Path of Snohomish grad inspires father

  • Brian Harbeck is graduating from Snohomish High School.

    Brian Harbeck is graduating from Snohomish High School.

'Like son, like father." is a refrain often repeated at the Harbeck house.

For two years, Brian Harbeck has held a steady job that he loves and plans to build a career around. He's won two statewide precision machining competitions and, at 18, is confident he'll spend his life using computer-operated machines to craft screws, bone plates and other metal parts.

Jim Harbeck's future is less certain. He taught special education for 20 years, became a real estate agent, then quit it all to follow his son.

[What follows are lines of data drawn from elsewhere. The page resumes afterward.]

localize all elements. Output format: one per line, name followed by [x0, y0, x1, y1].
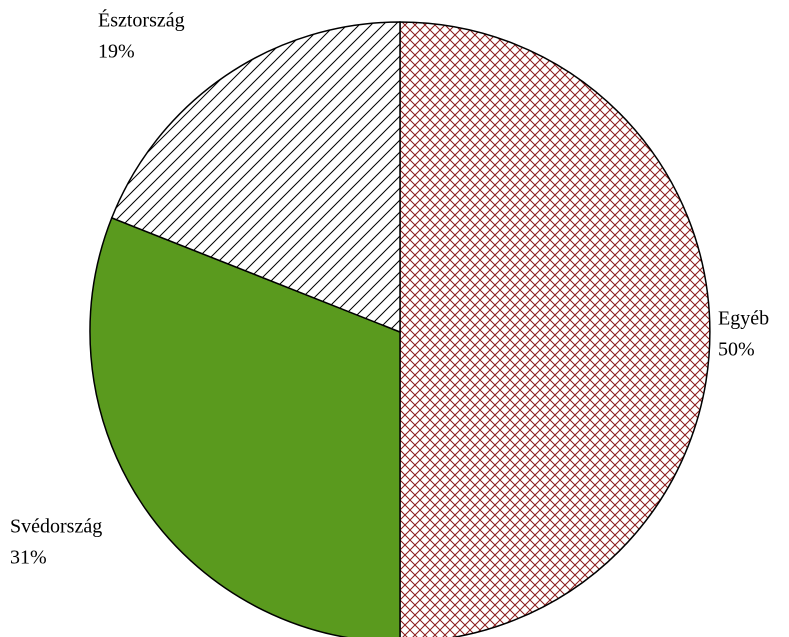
- slice-value-label: 50%: [718, 339, 755, 361]
- slice-label: Észtország: [98, 9, 185, 32]
- slice-label: Egyéb: [718, 308, 769, 330]
- pie-slice: [399, 21, 711, 637]
- slice-value-label: 31%: [10, 547, 47, 569]
- slice-value-label: 19%: [98, 41, 135, 63]
- pie-slice: [110, 21, 401, 334]
- pie-slice: [89, 216, 401, 637]
- slice-label: Svédország: [10, 516, 102, 538]
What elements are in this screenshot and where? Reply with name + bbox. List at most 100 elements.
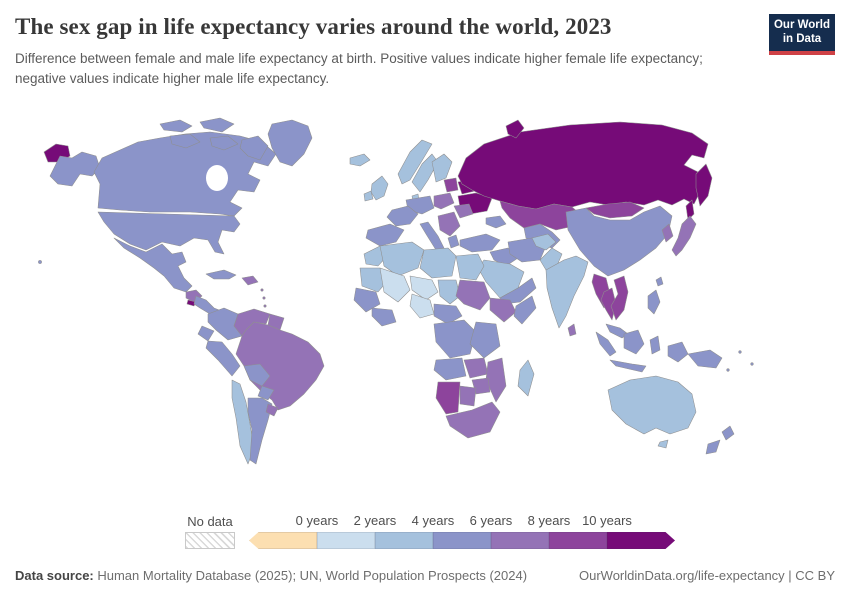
country-chad[interactable] xyxy=(437,279,461,305)
country-philippines[interactable] xyxy=(647,289,661,315)
country-balkans[interactable] xyxy=(437,211,461,237)
country-mozambique[interactable] xyxy=(485,357,507,403)
country-indonesia-borneo[interactable] xyxy=(623,329,645,355)
country-el-salvador[interactable] xyxy=(186,299,197,307)
legend-ticks: 0 years 2 years 4 years 6 years 8 years … xyxy=(259,513,675,531)
owid-link[interactable]: OurWorldinData.org/life-expectancy | CC … xyxy=(578,568,835,583)
country-paraguay[interactable] xyxy=(257,385,275,401)
country-australia[interactable] xyxy=(607,375,697,435)
country-sri-lanka[interactable] xyxy=(567,323,577,337)
country-united-kingdom[interactable] xyxy=(370,175,389,201)
country-greenland[interactable] xyxy=(267,119,313,167)
country-sudan[interactable] xyxy=(455,279,491,311)
country-ecuador[interactable] xyxy=(197,325,215,342)
country-russia-sakhalin[interactable] xyxy=(685,199,695,221)
country-norway[interactable] xyxy=(397,139,433,185)
country-indonesia-sumatra[interactable] xyxy=(595,331,617,357)
country-russia-novaya-zemlya[interactable] xyxy=(505,119,525,139)
country-papua-new-guinea[interactable] xyxy=(687,349,723,369)
country-india[interactable] xyxy=(545,255,589,329)
country-pacific-island-1[interactable] xyxy=(738,350,742,354)
country-antilles-1[interactable] xyxy=(260,288,264,292)
country-indonesia-java[interactable] xyxy=(609,359,647,373)
legend-bin-8-10[interactable] xyxy=(549,532,607,549)
country-peru[interactable] xyxy=(205,340,241,377)
country-antilles-3[interactable] xyxy=(263,304,267,308)
country-indonesia-sulawesi[interactable] xyxy=(649,335,661,355)
country-iberia[interactable] xyxy=(365,223,405,247)
country-mongolia[interactable] xyxy=(585,201,645,219)
country-mexico[interactable] xyxy=(113,237,193,293)
country-argentina[interactable] xyxy=(247,397,273,465)
data-source-label: Data source: xyxy=(15,568,94,583)
country-pacific-island-2[interactable] xyxy=(750,362,754,366)
country-dr-congo[interactable] xyxy=(433,319,477,359)
country-uruguay[interactable] xyxy=(265,403,279,417)
country-hispaniola[interactable] xyxy=(241,275,259,286)
country-canada[interactable] xyxy=(93,131,277,217)
legend-bin-6-8[interactable] xyxy=(491,532,549,549)
country-new-zealand-south[interactable] xyxy=(705,439,721,455)
country-niger[interactable] xyxy=(409,275,439,301)
country-baltic-states[interactable] xyxy=(443,177,459,193)
country-russia-kamchatka[interactable] xyxy=(695,163,713,207)
country-cuba[interactable] xyxy=(205,269,237,280)
country-mali[interactable] xyxy=(379,267,411,303)
country-south-africa[interactable] xyxy=(445,401,501,439)
country-botswana[interactable] xyxy=(459,385,477,407)
country-canada-island-2[interactable] xyxy=(199,117,235,133)
country-canada-baffin[interactable] xyxy=(239,135,269,161)
country-vietnam-laos[interactable] xyxy=(610,275,629,321)
country-pacific-island-3[interactable] xyxy=(726,368,730,372)
country-turkey[interactable] xyxy=(459,233,501,253)
country-somalia[interactable] xyxy=(513,295,537,325)
country-canada-island-4[interactable] xyxy=(209,135,239,151)
country-new-zealand-north[interactable] xyxy=(721,425,735,441)
country-bolivia[interactable] xyxy=(243,363,271,387)
country-antilles-2[interactable] xyxy=(262,296,266,300)
country-iceland[interactable] xyxy=(349,153,371,167)
country-thailand[interactable] xyxy=(600,287,617,321)
owid-logo-line1: Our World xyxy=(773,18,830,31)
country-japan[interactable] xyxy=(671,215,697,257)
country-ireland[interactable] xyxy=(363,190,374,202)
legend-bin-10-plus[interactable] xyxy=(607,532,675,549)
country-cameroon-car[interactable] xyxy=(433,303,463,325)
country-caucasus[interactable] xyxy=(485,215,507,229)
country-canada-island-1[interactable] xyxy=(159,119,193,133)
country-ethiopia[interactable] xyxy=(489,297,517,323)
country-nigeria[interactable] xyxy=(409,293,435,319)
country-angola[interactable] xyxy=(433,357,467,381)
country-russia[interactable] xyxy=(457,121,709,210)
country-greece[interactable] xyxy=(447,234,460,249)
country-egypt[interactable] xyxy=(455,253,485,281)
country-kenya-tanzania[interactable] xyxy=(469,321,501,359)
country-finland[interactable] xyxy=(431,153,453,183)
country-indonesia-papua[interactable] xyxy=(667,341,689,363)
country-namibia[interactable] xyxy=(435,381,461,415)
country-algeria[interactable] xyxy=(379,241,425,277)
legend-bin-4-6[interactable] xyxy=(433,532,491,549)
country-canada-island-3[interactable] xyxy=(169,133,201,149)
country-madagascar[interactable] xyxy=(517,359,535,397)
country-zambia[interactable] xyxy=(463,357,489,379)
legend-bin-0-2[interactable] xyxy=(317,532,375,549)
owid-logo[interactable]: Our World in Data xyxy=(769,14,835,55)
country-australia-tasmania[interactable] xyxy=(657,439,669,449)
country-korea[interactable] xyxy=(661,223,674,243)
country-france[interactable] xyxy=(386,205,419,227)
country-italy[interactable] xyxy=(419,221,445,251)
country-taiwan[interactable] xyxy=(655,276,664,287)
chart-header: The sex gap in life expectancy varies ar… xyxy=(15,14,835,88)
country-usa[interactable] xyxy=(97,211,241,255)
country-ghana-ivory-coast[interactable] xyxy=(371,307,397,327)
legend-no-data-swatch[interactable] xyxy=(185,532,235,549)
legend-bin-2-4[interactable] xyxy=(375,532,433,549)
chart-title: The sex gap in life expectancy varies ar… xyxy=(15,14,612,39)
country-usa-hawaii[interactable] xyxy=(38,260,42,264)
country-poland[interactable] xyxy=(433,192,455,210)
country-afghanistan[interactable] xyxy=(531,233,557,251)
legend-bin-negative[interactable] xyxy=(249,532,317,549)
country-libya[interactable] xyxy=(419,247,457,279)
country-romania[interactable] xyxy=(453,203,474,219)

Now he's taking night classes at the school his son attends in the morning, Sno-Isle Tech Skills Center, while looking for jobs like the one his son landed.

On Wednesday, Brian Harbeck will graduate from Snohomish High School with a steady job, two state titles in his tool belt and a precision machining apprenticeship on the way. He was named the Sno-Isle Tech Skills Center precision machining student of the year and plans to compete soon at a national event.

Though he's won scholarships, Harbeck doesn't want to go to college. He'd rather be in a shop, using trigonometry and computer codes to make metal parts with a journeyman machinist. That's more interesting than sitting in a lecture hall, listening to a professor, he said.

"It's fun," the lifelong Snohomish resident said. "The whole academic side doesn't really appeal to me. I like this stuff here -- and it's a respectable career."

It doesn't hurt that machinists in Washington can make about $21.30 an hour.

Harbeck is ready for hard work.

He currently attends class at Sno-Isle in Everett and at Snohomish High School from 7:30 a.m. to 1:30 p.m. Then he heads to work at Advantage Manufacturing Technologies in Monroe, where he makes medical screws that hold bones in place.

Sometimes he doesn't get home until 10 p.m. On the weekends, he sits at the kitchen table with his dad, 58, and helps him learn the codes and machining secrets he's mastered.

Jim Harbeck looks at his son and is proud.

The younger Harbeck has what the elder is still looking for: a career he loves.